Une nuit, le professeur Robert Langdon, éminent spécialiste de l'étude des symboles, est appelé d'urgence au Louvre : le conservateur du musée a été assassiné, mais avant de mourir, il a laissé de mystérieux symboles... Avec l'aide de la cryptologue Sophie Neveu, Langdon va mener l'enquête et découvrir des signes dissimulés dans les œuvres de Léonard de Vinci. Tous les indices convergent vers une organisation religieuse aussi mystérieuse que puissante, prête à tout pour protéger un secret capable de détruire un dogme deux fois millénaire... De Paris à Londres, puis en Ecosse, Langdon et Sophie vont tout tenter pour déchiffrer le code et approcher les secrets qui remettent en cause les fondements mêmes de l'humanité...
Le moins que l’on puisse dire, c’est que le roman de Dan Brown « Da Vinci Code » édité en 2003 et vendu, à ce jour, à plus de 60 Millions d’exemplaires, fut un succès littéraire sans commune mesure. Pour se donner un ordre d’idée, on estime que la série des Harry Potter » de JK Rowling s’est écoulé plus de 500 Millions d’exemplaires ! Il n’est pas outrancier de dire que, ce qui a aidé également au succès du livre de Dan Brown, c’est une polémique sur le sujet même du livre, à savoir un secret que l’Eglise Catholique voulait absolument garder, risquant de faire vaciller sa propre fondation idéologique : Le Christ aurait eu une descendance avec Marie Madeleine. Un sujet brûlant qui trouva un écho dans la qualité d’écriture du romancier, qui fit de son œuvre un thriller palpitant mêlant ésotérisme, conspirations et chasse au trésor. Un mélange entre Sherlock Holmes et Indiana Jones comme le dit si bien Tom Hanks (Forrest Gump), dans lequel l’auteur utilise des références sur des croyances en des sociétés secrètes comme « Le Prieuré de Sion » ou encore « L’Opus Dei ». Le public fut tellement captivé qu’une grande partie crut en cette théorie avancée par Dan Brown.

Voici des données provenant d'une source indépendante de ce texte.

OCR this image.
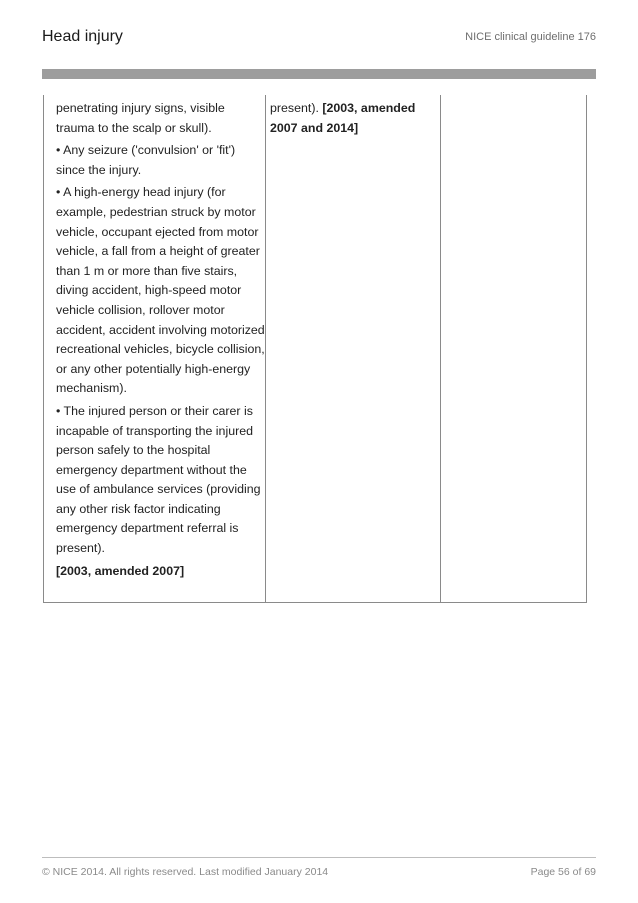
Head injury	NICE clinical guideline 176

penetrating injury signs, visible trauma to the scalp or skull).

• Any seizure ('convulsion' or 'fit') since the injury.

• A high-energy head injury (for example, pedestrian struck by motor vehicle, occupant ejected from motor vehicle, a fall from a height of greater than 1 m or more than five stairs, diving accident, high-speed motor vehicle collision, rollover motor accident, accident involving motorized recreational vehicles, bicycle collision, or any other potentially high-energy mechanism).

• The injured person or their carer is incapable of transporting the injured person safely to the hospital emergency department without the use of ambulance services (providing any other risk factor indicating emergency department referral is present).

[2003, amended 2007]

present). [2003, amended 2007 and 2014]

© NICE 2014. All rights reserved. Last modified January 2014	Page 56 of 69
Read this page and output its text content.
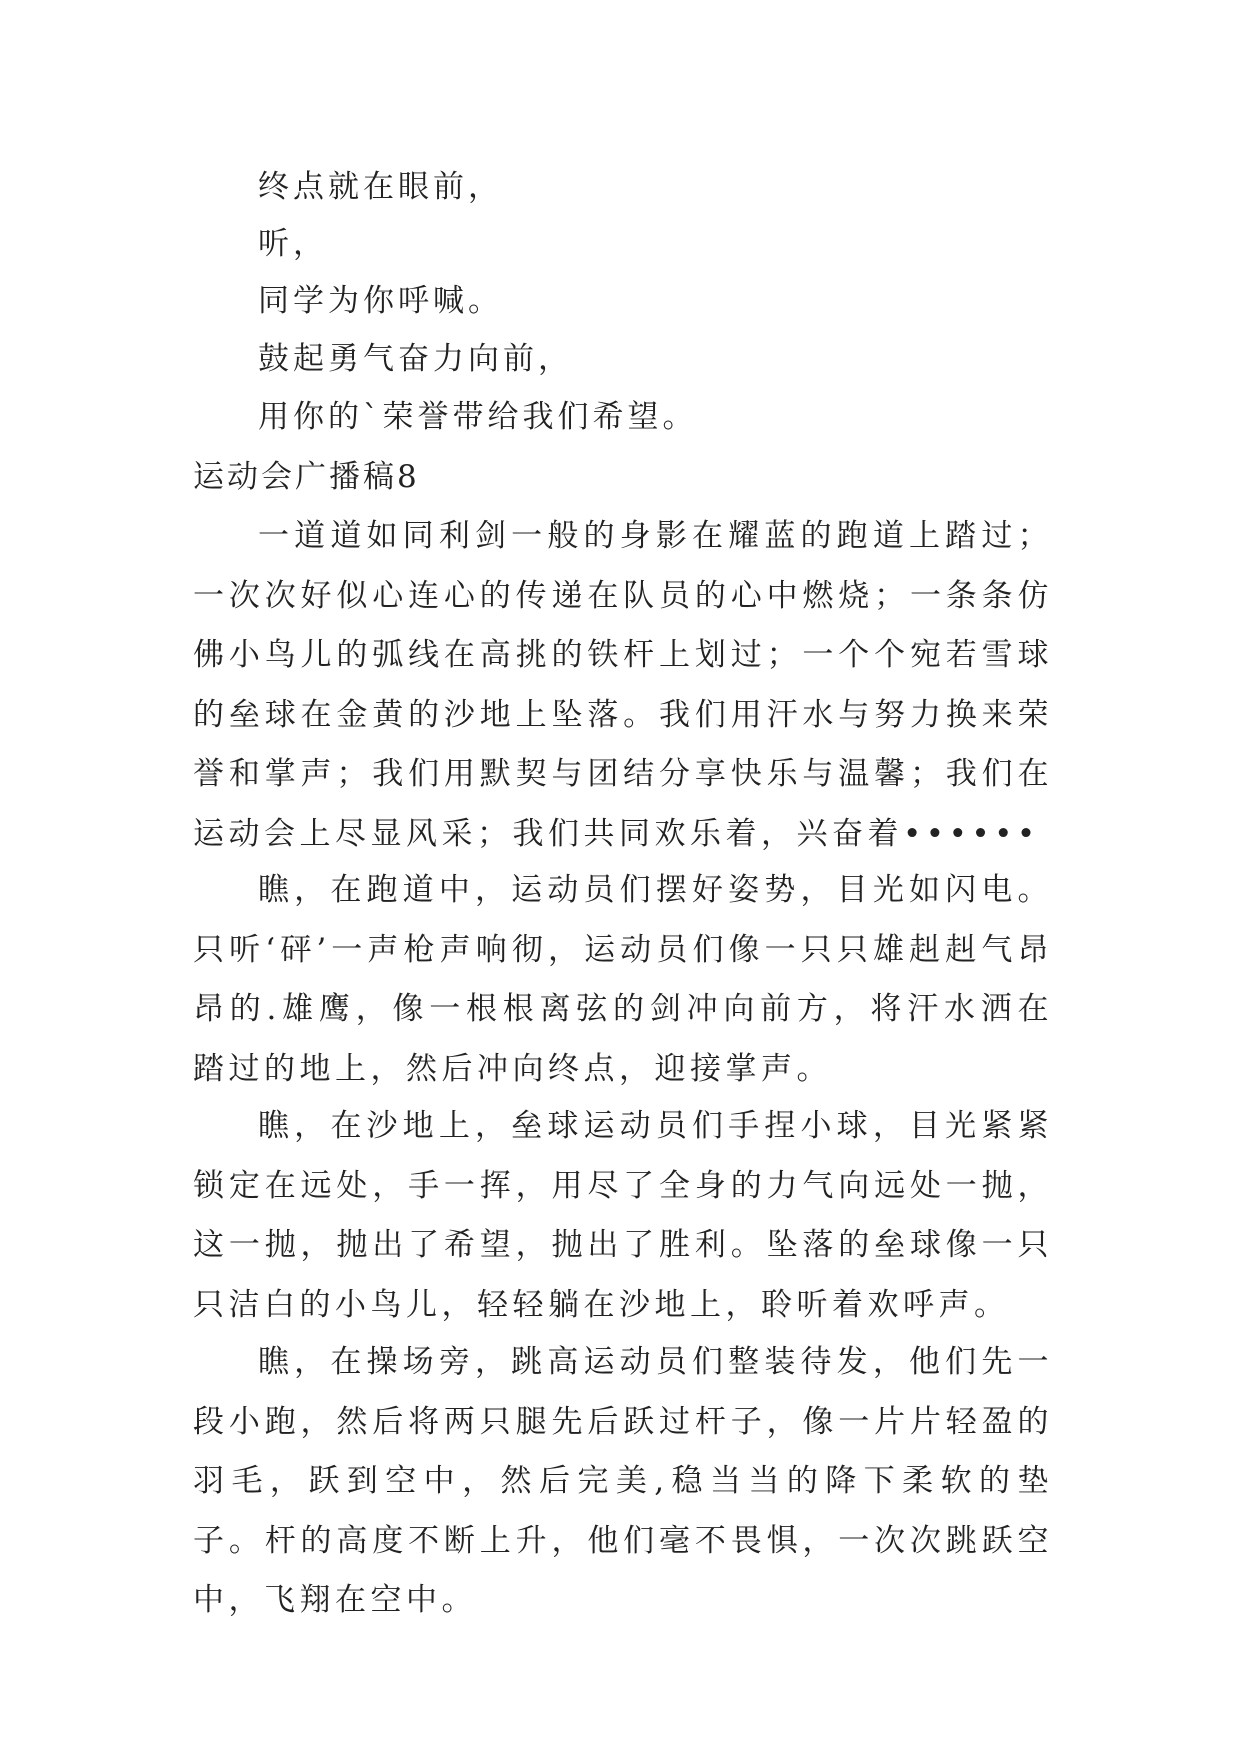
终点就在眼前，
听，
同学为你呼喊。
鼓起勇气奋力向前，
用你的`荣誉带给我们希望。
运动会广播稿8

一道道如同利剑一般的身影在耀蓝的跑道上踏过；一次次好似心连心的传递在队员的心中燃烧；一条条仿佛小鸟儿的弧线在高挑的铁杆上划过；一个个宛若雪球的垒球在金黄的沙地上坠落。我们用汗水与努力换来荣誉和掌声；我们用默契与团结分享快乐与温馨；我们在运动会上尽显风采；我们共同欢乐着，兴奋着••••••

瞧，在跑道中，运动员们摆好姿势，目光如闪电。只听‘砰’一声枪声响彻，运动员们像一只只雄赳赳气昂昂的.雄鹰，像一根根离弦的剑冲向前方，将汗水洒在踏过的地上，然后冲向终点，迎接掌声。

瞧，在沙地上，垒球运动员们手捏小球，目光紧紧锁定在远处，手一挥，用尽了全身的力气向远处一抛，这一抛，抛出了希望，抛出了胜利。坠落的垒球像一只只洁白的小鸟儿，轻轻躺在沙地上，聆听着欢呼声。

瞧，在操场旁，跳高运动员们整装待发，他们先一段小跑，然后将两只腿先后跃过杆子，像一片片轻盈的羽毛，跃到空中，然后完美,稳当当的降下柔软的垫子。杆的高度不断上升，他们毫不畏惧，一次次跳跃空中，飞翔在空中。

Ce fut donc logiquement que les studios commencèrent à envisager une adaptation cinématographique de ce roman. Mais beaucoup furent freiné par le souffre que véhiculait le sujet et se rappelèrent les mésaventures de Martin Scorsese avec « La Dernière Tentation du Christ » en 1988. Finalement c’est Sony qui décrocha la timbale et fit appelle à un réalisateur plutôt sage : Ron Howard (Willow). Et c’est à Tom Hanks que fut confié le rôle du Professeur Langdon et à Audrey Tautou, tout juste auréolée de son succès dans « Amélie Poulain » de Jean-Pierre Jeunet. Et le résultat est assez mitigé. Car si les discrets changements opérés par le réalisateur pour rendre le film moins sulfureux que le bouquin ne font pas offense à l’œuvre de Dan Brown, le film apparaît bien trop lisse et manque cruellement de prise de risque et de signature.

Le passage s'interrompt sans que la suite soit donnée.